Princess Diana’s ‘fun mum’ style inspired Gucci’s London fashion show
Olly Alexander in a red codpiece (a suggestive, harness-like accessory attached to the front of men’s hose) at Eurovision. Benedict Cumberbatch as Sherlock Holmes. Beckhams-on-the-Cotswolds. There are some visions which sear themselves indelibly on the brain, no matter how hard we might try to delete them.
Which emblems leap to mind when the rest of the world thinks about Britishness? For Gucci’s new designer, Sabato De Sarno, it’s Princess Diana in her beloved Philadelphia Eagles green and silver varsity jacket, on the school run with Princes William and Harry in 1991. “It seems to have been stolen from a wardrobe that is not hers,” he told The Guardian in advance of his Cruise 2025 show, held in London on Monday night. “I like personalities that speak about something contradictory.”
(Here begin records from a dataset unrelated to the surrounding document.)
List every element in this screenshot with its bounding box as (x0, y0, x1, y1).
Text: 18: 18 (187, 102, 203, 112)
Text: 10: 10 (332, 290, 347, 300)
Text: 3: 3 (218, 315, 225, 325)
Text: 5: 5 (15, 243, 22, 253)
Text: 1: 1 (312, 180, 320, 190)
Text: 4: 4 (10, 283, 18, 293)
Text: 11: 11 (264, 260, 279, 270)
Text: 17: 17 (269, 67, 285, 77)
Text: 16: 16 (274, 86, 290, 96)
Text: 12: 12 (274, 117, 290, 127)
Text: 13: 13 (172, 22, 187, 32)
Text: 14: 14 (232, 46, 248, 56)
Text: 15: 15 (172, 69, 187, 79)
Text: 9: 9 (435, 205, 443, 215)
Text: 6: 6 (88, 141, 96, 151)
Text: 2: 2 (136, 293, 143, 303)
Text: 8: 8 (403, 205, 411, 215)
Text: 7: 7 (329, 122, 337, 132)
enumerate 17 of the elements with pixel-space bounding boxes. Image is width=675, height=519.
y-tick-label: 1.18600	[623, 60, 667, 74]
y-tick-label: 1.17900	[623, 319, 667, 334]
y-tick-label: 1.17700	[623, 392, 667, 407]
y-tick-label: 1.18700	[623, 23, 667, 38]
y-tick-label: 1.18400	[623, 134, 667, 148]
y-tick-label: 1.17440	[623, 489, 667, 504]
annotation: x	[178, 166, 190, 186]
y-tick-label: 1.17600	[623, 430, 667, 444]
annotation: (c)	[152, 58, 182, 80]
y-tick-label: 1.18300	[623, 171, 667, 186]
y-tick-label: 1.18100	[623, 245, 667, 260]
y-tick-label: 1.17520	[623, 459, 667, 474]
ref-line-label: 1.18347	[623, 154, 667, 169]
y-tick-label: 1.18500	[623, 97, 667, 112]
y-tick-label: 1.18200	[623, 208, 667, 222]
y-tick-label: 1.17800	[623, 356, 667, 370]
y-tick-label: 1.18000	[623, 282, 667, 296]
Designers, especially Italian ones, seem fascinated by British traditions and the British reflex of subverting them. Diana, increasingly, is a rich mine. Whatever you thought of her style at the time, with distance it becomes more interesting; a distinctive time capsule, serving as a message board for whatever was going on in her life at the time. She was consummate at turning the glamorous clothes she felt herself trapped into wearing into a form of propaganda for whatever she wished to communicate to the public, without having to go down the tiresome route of persuading the courtiers at the palace to authorise a press release.
Fun Mum Diana (versus stuffy Charles) brought out the baseball caps and American college jackets. Staggeringly young, newly married Diana, keen to please her new in-laws, saw her in checks and tweeds at Balmoral. Then came the pussy bows as she willed herself older and those “fairy tale” ball gowns.
For his London Gucci show, De Sarno took all these elements and put them through his clean, pared back filter. The college jackets, minus any embellishment or college names, worn with slim, below-the-knee skirts, became chic elements in De Sarno’s sleek play on proportions. Instead of focussing on the high waisted trousers, cropped jackets and maxi lengths that are currently everywhere, he lowered waists, raised hemlines.
Why show in London? Because it’s now expected that brands will host guests for these resort shows (the collections that land in stores between the main ready-to-wear ones) in glamorous locations outside the main fashion capitals of Paris and Milan. Most international invitees enjoy coming to London, especially when they’re put up at The Savoy.
There’s even a genuine connection between Gucci and the city. Guccio Gucci began working as a porter at The Savoy in 1897 before opening a luggage shop in Florence in 1921. What would he have made of his label holding court at his old workplace? From The Savoy, guests were taken to the Tate Modern for the show itself.
De Sarno has not had the easiest of times since taking the creative control of Gucci last year. His arrival coincided with a global slowdown in demand for luxury fashion. Last month, Kering, the conglomerate that owns Gucci, issued a profit warning, saying it anticipated a first quarter drop in operating profits of as much as 45 per cent. This is not De Sarno’s fault – his designs, which represent a dramatic rupture with his predecessor, Alessandro Michele’s, exuberant maximalism, have been slow reaching the stores.
But Gucci threw everything at this show. Against the river backdrop of St Paul’s, the Walkie Talkie building et al, François-Henri Pinault, the chief executive of Kering, beamed confidently alongside his wife, Salma Hayek. As well as drafting in Andrew Scott (smaller than you might think), Paul Mescal, Demi Moore (also tiny), Dua Lipa and Kate Moss, Debbie Harry sat in the front row with the Gucci Blondie handbag, an update on a 70s classic that is available to buy from Tuesday.
On the catwalk, you couldn’t move for Blondie handbags – a chunky, squishy kind-of saddle bag in three sizes. Bags were a big part of De Sarno’s proportions game, with ultra large and very neat ones adding to the jigsaw.
As for the clothes, De Sarno’s stripped back first collection last September was criticised by some for being dull. True, it lacked the fireworks of his predecessor, but those fireworks had become repetitive. Anecdotally, lots of real women seem to like what he’s doing – and this resort show, which incorporated horsebit motifs on suede, delicate embroideries, intricate glass bead fringing, pearl necklaces and ditsy florals, made chic against black separates, should go some way to tempting back the more-is-more brigade. Shoes were predominantly flat, strappy with traces of ballet core.
As for the less is more tribe? Who doesn’t love a great 70s-style blazer with a pussy bow blouse and tailored jeans, or a perfect pea coat?
So will Diana, famous as a saviour, rescue Gucci? While it has yet to set down a distinctive De Sarno handwriting, the Gucci London show coalesced many disparate ideas into a collection of great clothes that are destined to be copied on the high street.